I've always wondered whether Pat sort of did the same thing. Maybe she willed herself into loving Rob and played an inner game of saying something really positive and then secretly, in the back of her head being less convinced and now its come back to bite her on the backside. The difference between what one says for social appropriateness or because it's your family and you make it work and what you truly feel in your heart could be massive. It's the only way I can reconcile the Pat I believed I had become acquainted with over the about six months when I started listening as I worked in my lonely office on the other-side of the building from everybody else, before this arc began. It makes a certain amount of a sense, a case of "I have to make this work for Helen", "at least she's settled now, I'm sure there's lots of good qualities I haven't seen yet" and "he really gets on with Henry" - which for any grandmother would be key.
As I have Asperger's (albeit undiagnosed until adulthood), I found lying a weird concept as a child and had to acquire it. There was truth and there was falsehood and I was encouraged to 'make-believe' so that I could understand the concept and learn to 'read' lies to protect myself and even lie myself when it was absolutely necessary to do so. I can lie, but only in circumstances where a utilitarian assessment concludes that the maximum benefit comes from a lie rather than harm from the truth, 'white lies' versus 'black lies' as my Nana put it when I was little. It's a premeditated act in other-words. It's a bit like 'make-believe' even now. I find the concept of 'face' or reputation even more confusing that telling whether a lie is necessary rather than appropriate or whether somebody is lying to me, and am probably more sensitive to it than maybe other people are.
The storyline has appealed to me on an actual truth versus the appearance of it level as well. You almost wish it was a novel to see the inner-lives of the characters....”

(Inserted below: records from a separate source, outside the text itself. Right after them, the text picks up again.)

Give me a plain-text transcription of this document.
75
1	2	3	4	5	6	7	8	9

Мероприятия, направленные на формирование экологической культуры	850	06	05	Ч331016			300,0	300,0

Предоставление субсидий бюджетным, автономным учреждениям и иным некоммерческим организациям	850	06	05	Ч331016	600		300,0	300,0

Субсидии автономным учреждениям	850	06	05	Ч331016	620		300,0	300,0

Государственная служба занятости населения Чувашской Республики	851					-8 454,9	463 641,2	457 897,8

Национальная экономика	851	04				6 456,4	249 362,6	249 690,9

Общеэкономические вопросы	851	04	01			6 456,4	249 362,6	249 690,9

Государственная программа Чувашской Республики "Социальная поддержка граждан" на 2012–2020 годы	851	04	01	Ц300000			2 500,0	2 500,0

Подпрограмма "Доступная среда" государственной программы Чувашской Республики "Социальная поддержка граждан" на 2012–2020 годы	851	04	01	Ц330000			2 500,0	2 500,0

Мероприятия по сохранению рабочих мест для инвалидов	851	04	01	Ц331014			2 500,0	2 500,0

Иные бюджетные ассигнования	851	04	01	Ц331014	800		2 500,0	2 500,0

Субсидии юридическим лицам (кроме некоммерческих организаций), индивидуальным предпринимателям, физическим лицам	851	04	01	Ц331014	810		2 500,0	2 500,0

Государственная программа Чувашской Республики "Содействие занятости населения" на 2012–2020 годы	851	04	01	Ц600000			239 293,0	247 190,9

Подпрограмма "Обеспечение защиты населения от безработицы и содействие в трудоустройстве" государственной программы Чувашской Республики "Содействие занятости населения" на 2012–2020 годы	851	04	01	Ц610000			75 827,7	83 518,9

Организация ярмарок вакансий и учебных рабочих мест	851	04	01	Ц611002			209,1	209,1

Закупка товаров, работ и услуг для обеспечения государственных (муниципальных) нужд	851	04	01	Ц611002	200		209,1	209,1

You do see the inner lives of the characters. More so than in a novel. Did you say you haven't been listening very long. If so hang on in there, in about 20 years you will know these people better than you know your own family.
Or you will if the writers stick true to the characters and don't give into the temptation to manipulate them to fit a story line.




But then she does remind me of an elderly aunt of mine who, on having found out that my ex had been abusive, remarked 'Well he was always very charming to me'!